Revenir encore et encore à la « question du communisme »

Une contribution de Roger Hillel

Dans la déclaration portant création d’Alternative communiste la question du communisme n’est spécifiée que par le terme, « l’idée du communisme ». Voilà qui n’incite guère à nous interroger sur cette question pourtant centrale. Nous en avons la confirmation avec son absence dans les contributions publiées sur notre site.

J’y vois deux raisons.

La première, c’est que nous avons toujours du mal à admettre que le communisme n’a jamais existé nulle part, pas plus qu’il n’existe dans les pays qui s’en réclament indûment aujourd’hui. Des sociétés étatistes et bureaucratiques du monde soviétique, rien, absolument rien, n’est à prendre du point de vue de la question du communisme. ( cf. tout particulièrement Lucien Sève )

La deuxième raison, c’est que, si le communisme n’a jamais existé, tout est à inventer, sachant que cela ne se fera pas ex nihilo, et que toute invention tient compte de l’existant, en particulier de l’état des forces productives. D’autre part, ces inventions ne peuvent être conçues sans proposer simultanément des chemins, certainement pas exclusifs les uns des autres, pour les construire (le « communisme c’est le mouvement réel qui abolit l’état actuel des choses. Les conditions de ce mouvement résultent des données préalables telles qu’elles existent actuellement » Marx, Engels. « Le communisme n’est pas un état de choses qu’il convient d’établir, un idéal auquel la réalité devra se conformer ». Marx)

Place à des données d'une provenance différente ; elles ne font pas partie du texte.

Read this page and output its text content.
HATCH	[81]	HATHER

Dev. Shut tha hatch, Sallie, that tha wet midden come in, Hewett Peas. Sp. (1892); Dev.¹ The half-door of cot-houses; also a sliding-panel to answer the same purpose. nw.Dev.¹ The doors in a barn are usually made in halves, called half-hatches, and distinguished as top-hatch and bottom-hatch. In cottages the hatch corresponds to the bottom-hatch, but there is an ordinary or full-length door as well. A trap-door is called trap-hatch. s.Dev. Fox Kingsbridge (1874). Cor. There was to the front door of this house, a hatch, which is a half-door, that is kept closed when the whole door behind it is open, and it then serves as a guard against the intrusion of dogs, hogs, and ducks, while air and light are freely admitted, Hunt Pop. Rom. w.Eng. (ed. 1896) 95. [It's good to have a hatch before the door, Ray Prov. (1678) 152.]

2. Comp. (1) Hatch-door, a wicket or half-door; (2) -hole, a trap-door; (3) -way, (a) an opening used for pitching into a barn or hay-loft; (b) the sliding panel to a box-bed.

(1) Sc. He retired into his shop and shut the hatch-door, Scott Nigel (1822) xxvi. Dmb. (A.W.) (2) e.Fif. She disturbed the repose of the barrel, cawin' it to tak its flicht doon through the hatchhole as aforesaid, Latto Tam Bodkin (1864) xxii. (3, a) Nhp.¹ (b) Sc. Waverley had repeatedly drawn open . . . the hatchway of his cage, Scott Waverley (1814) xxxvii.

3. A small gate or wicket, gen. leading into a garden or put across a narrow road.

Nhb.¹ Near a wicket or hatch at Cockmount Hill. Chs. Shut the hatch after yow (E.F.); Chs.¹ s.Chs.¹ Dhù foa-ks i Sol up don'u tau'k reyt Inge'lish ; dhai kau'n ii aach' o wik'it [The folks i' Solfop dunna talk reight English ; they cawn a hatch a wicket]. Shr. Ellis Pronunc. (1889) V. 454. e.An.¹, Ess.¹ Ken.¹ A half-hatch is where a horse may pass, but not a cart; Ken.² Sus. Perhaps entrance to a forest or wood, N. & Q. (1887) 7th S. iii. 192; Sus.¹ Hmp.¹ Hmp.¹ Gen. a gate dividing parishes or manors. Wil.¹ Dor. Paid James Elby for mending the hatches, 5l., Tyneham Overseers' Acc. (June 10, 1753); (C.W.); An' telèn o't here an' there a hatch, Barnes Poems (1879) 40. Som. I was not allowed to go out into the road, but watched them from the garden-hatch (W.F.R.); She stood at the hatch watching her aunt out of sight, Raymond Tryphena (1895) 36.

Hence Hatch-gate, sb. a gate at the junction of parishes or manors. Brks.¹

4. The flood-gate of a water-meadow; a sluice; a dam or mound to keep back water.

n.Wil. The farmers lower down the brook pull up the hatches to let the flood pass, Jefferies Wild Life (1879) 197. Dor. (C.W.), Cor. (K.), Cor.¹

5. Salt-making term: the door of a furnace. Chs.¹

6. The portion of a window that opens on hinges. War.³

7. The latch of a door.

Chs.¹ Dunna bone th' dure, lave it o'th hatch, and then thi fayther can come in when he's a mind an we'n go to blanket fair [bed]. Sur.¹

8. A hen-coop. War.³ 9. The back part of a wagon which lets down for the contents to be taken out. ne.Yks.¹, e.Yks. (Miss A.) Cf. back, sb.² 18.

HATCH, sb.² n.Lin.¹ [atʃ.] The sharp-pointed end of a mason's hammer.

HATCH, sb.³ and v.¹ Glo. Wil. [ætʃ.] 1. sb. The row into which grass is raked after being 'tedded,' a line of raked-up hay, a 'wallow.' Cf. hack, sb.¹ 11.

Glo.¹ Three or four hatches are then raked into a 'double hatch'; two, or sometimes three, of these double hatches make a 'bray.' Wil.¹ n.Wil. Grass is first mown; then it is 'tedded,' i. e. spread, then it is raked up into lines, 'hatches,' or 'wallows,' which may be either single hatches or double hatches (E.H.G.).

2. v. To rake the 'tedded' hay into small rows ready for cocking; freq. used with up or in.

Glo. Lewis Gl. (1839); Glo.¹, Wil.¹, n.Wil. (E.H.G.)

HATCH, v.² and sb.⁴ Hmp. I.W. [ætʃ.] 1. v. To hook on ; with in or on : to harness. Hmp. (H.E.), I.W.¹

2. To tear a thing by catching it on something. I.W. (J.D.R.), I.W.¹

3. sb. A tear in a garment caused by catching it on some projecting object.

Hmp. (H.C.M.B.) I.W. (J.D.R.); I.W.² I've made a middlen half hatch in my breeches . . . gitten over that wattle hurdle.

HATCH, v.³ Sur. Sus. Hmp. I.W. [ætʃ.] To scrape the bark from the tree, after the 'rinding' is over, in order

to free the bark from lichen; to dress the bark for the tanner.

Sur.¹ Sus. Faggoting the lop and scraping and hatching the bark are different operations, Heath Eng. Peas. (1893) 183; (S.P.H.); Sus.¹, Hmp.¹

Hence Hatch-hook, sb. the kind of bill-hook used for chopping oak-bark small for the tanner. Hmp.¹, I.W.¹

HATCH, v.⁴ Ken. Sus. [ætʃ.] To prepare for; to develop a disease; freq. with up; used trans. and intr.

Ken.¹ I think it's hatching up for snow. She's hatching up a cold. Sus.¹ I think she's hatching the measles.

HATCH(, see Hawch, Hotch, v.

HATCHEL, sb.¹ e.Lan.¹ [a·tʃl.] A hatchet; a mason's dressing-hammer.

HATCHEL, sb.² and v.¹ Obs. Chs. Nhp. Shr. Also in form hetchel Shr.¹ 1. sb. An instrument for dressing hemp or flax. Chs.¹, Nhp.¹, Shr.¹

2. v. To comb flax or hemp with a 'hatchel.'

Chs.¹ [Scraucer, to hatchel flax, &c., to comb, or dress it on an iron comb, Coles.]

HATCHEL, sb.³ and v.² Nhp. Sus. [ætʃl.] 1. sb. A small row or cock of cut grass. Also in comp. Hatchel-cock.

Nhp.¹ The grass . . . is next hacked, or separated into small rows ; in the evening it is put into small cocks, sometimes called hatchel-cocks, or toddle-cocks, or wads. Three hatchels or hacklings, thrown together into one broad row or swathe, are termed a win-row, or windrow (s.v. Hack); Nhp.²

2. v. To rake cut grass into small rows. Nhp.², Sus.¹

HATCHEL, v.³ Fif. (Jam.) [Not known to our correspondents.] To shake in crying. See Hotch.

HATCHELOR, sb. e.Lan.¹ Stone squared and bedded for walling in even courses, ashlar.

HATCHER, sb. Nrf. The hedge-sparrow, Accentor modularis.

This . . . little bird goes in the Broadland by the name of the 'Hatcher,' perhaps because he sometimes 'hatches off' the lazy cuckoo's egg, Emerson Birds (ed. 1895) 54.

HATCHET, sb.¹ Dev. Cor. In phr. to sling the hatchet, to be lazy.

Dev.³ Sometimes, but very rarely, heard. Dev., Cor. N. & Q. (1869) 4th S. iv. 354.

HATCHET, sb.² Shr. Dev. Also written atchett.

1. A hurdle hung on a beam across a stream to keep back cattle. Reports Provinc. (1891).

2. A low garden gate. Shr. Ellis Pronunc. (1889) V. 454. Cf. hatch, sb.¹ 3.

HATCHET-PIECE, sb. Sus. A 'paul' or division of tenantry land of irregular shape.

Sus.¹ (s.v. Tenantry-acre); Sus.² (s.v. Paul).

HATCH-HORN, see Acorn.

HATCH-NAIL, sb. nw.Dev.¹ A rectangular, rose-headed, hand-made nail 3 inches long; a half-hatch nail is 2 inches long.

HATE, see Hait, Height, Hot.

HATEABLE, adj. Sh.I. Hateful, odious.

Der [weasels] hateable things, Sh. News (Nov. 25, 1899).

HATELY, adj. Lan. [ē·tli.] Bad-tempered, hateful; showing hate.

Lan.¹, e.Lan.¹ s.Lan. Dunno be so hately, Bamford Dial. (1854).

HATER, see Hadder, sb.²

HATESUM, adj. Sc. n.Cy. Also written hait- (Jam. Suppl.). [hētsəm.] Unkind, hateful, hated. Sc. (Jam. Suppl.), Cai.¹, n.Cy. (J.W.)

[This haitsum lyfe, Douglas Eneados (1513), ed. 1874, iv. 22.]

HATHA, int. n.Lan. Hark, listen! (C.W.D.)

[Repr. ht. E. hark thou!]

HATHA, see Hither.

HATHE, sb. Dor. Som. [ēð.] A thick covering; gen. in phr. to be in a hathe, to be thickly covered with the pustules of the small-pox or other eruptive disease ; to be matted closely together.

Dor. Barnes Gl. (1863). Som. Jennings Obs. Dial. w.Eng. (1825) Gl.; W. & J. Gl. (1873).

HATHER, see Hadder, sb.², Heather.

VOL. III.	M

Ces inventions doivent viser à l’abolition du triptyque  : exploitation-aliénation-domination, qui est la matrice structurelle du capitalisme. Le travail philosophique d’Emmanuel Renault, consigné dans son dernier livre, « Abolir l’exploitation », est une notable contribution pour formuler les exigences normatives qui répondent à cet objectif primordial. Il importe peu que l’auteur n’utilise pas le vocable « communisme », car ce qu’il formule s’inscrit en creux dans cette problématique. Il conceptualise les formes dans lesquelles l’exploitation s’exercent et se manifestent. Il explore les deux types d’exploitation,celle capitaliste et celle patriarcale. Il examine avec soin l’intrication des rapports sociaux inter-classiques et des relations interpersonnelles. Il produit une série de concepts qui rendent compte de ces rapports/relations, dont il précise bien qu’ils s’inscrivent dans des structures exploitatives que sont le capitalisme et le patriarcat : dépendance, injustice, oppression, subordination, infériorisation, servitude, obéissance, soumission.

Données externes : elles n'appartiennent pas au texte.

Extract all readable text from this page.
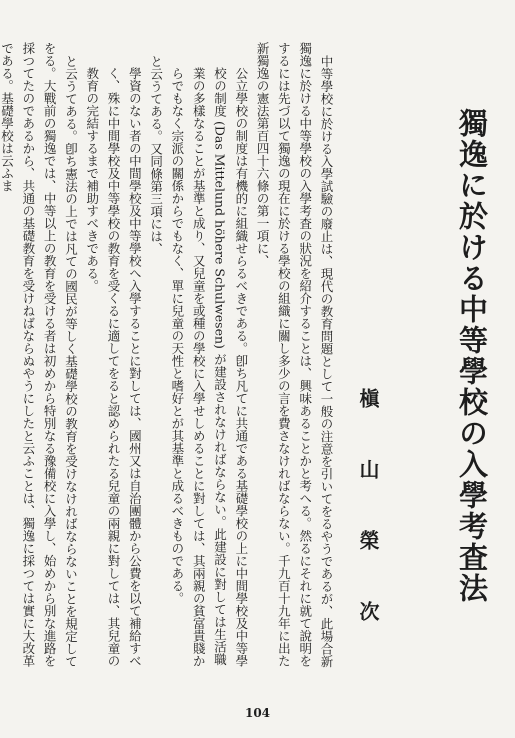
獨逸に於ける中等學校の入學考査法
槇 山 榮 次

中等學校に於ける入學試驗の廢止は、現代の教育問題として一般の注意を引いてをるやうであるが、此場合新獨逸に於ける中等學校の入學考査の狀況を紹介することは、興味あることかと考へる。然るにそれに就て說明をするには先づ以て獨逸の現在に於ける學校の組織に關し多少の言を費さなければならない。千九百十九年に出た新獨逸の憲法第百四十六條の第一項に、

公立學校の制度は有機的に組織せらるべきである。卽ち凡てに共通である基礎學校の上に中間學校及中等學校の制度 (Das Mittelund höhere Schulwesen) が建設されなければならない。此建設に對しては生活職業の多樣なることが基準と成り、又兒童を或種の學校に入學せしめることに對しては、其兩親の貧富貴賤からでもなく宗派の關係からでもなく、單に兒童の天性と嗜好とが其基準と成るべきものである。

と云うてある。又同條第三項には、

學資のない者の中間學校及中等學校へ入學することに對しては、國州又は自治團體から公費を以て補給すべく、殊に中間學校及中等學校の教育を受くるに適してをると認められたる兒童の兩親に對しては、其兒童の教育の完結するまで補助すべきである。

と云うてある。卽ち憲法の上では凡ての國民が等しく基礎學校の教育を受けなければならないことを規定してをる。大戰前の獨逸では、中等以上の教育を受ける者は初めから特別なる豫備校に入學し、始めから別な進路を採つてたのであるから、共通の基礎教育を受けねばならぬやうにしたと云ふことは、獨逸に採つては實に大改革である。基礎學校は云ふま

104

Ce travail philosophique peut nous être d’une grande utilité pour apprécier si les « inventions » que nous pourrions concevoir dans une visée communiste ne risquent pas de générer des effets décrits par tout ou partie de ces concepts.

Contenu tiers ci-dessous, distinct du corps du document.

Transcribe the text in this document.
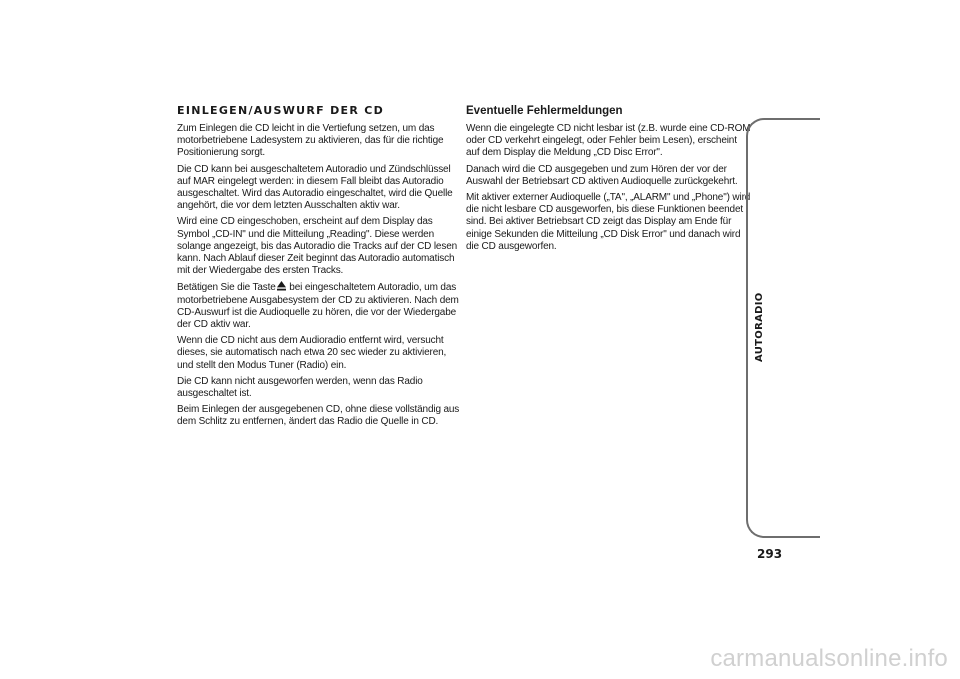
EINLEGEN/AUSWURF DER CD

Zum Einlegen die CD leicht in die Vertiefung setzen, um das motorbetriebene Ladesystem zu aktivieren, das für die richtige Positionierung sorgt.

Die CD kann bei ausgeschaltetem Autoradio und Zündschlüssel auf MAR eingelegt werden: in diesem Fall bleibt das Autoradio ausgeschaltet. Wird das Autoradio eingeschaltet, wird die Quelle angehört, die vor dem letzten Ausschalten aktiv war.

Wird eine CD eingeschoben, erscheint auf dem Display das Symbol „CD-IN" und die Mitteilung „Reading". Diese werden solange angezeigt, bis das Autoradio die Tracks auf der CD lesen kann. Nach Ablauf dieser Zeit beginnt das Autoradio automatisch mit der Wiedergabe des ersten Tracks.

Betätigen Sie die Taste bei eingeschaltetem Autoradio, um das motorbetriebene Ausgabesystem der CD zu aktivieren. Nach dem CD-Auswurf ist die Audioquelle zu hören, die vor der Wiedergabe der CD aktiv war.

Wenn die CD nicht aus dem Audioradio entfernt wird, versucht dieses, sie automatisch nach etwa 20 sec wieder zu aktivieren, und stellt den Modus Tuner (Radio) ein.

Die CD kann nicht ausgeworfen werden, wenn das Radio ausgeschaltet ist.

Beim Einlegen der ausgegebenen CD, ohne diese vollständig aus dem Schlitz zu entfernen, ändert das Radio die Quelle in CD.

Eventuelle Fehlermeldungen

Wenn die eingelegte CD nicht lesbar ist (z.B. wurde eine CD-ROM oder CD verkehrt eingelegt, oder Fehler beim Lesen), erscheint auf dem Display die Meldung „CD Disc Error".

Danach wird die CD ausgegeben und zum Hören der vor der Auswahl der Betriebsart CD aktiven Audioquelle zurückgekehrt.

Mit aktiver externer Audioquelle („TA", „ALARM" und „Phone") wird die nicht lesbare CD ausgeworfen, bis diese Funktionen beendet sind. Bei aktiver Betriebsart CD zeigt das Display am Ende für einige Sekunden die Mitteilung „CD Disk Error" und danach wird die CD ausgeworfen.

AUTORADIO
293
carmanualsonline.info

De ce point de vue, je prendrai comme exemple la question du travail. Deux conceptions s’affrontent : la sécurité emploi/formation, prônée officiellement par le PCF, et le salaire à la personne ou salaire à vie (Bernard Friot le désigne depuis peu par salaire communiste). Pour moi, il est évident qu’une partie des concepts énumérés par Emmanuel Renault se retrouve dans la première conception, ce qui n’est pas le cas, je crois, dans la deuxième. Voilà selon moi un débat que nous devrions avoir.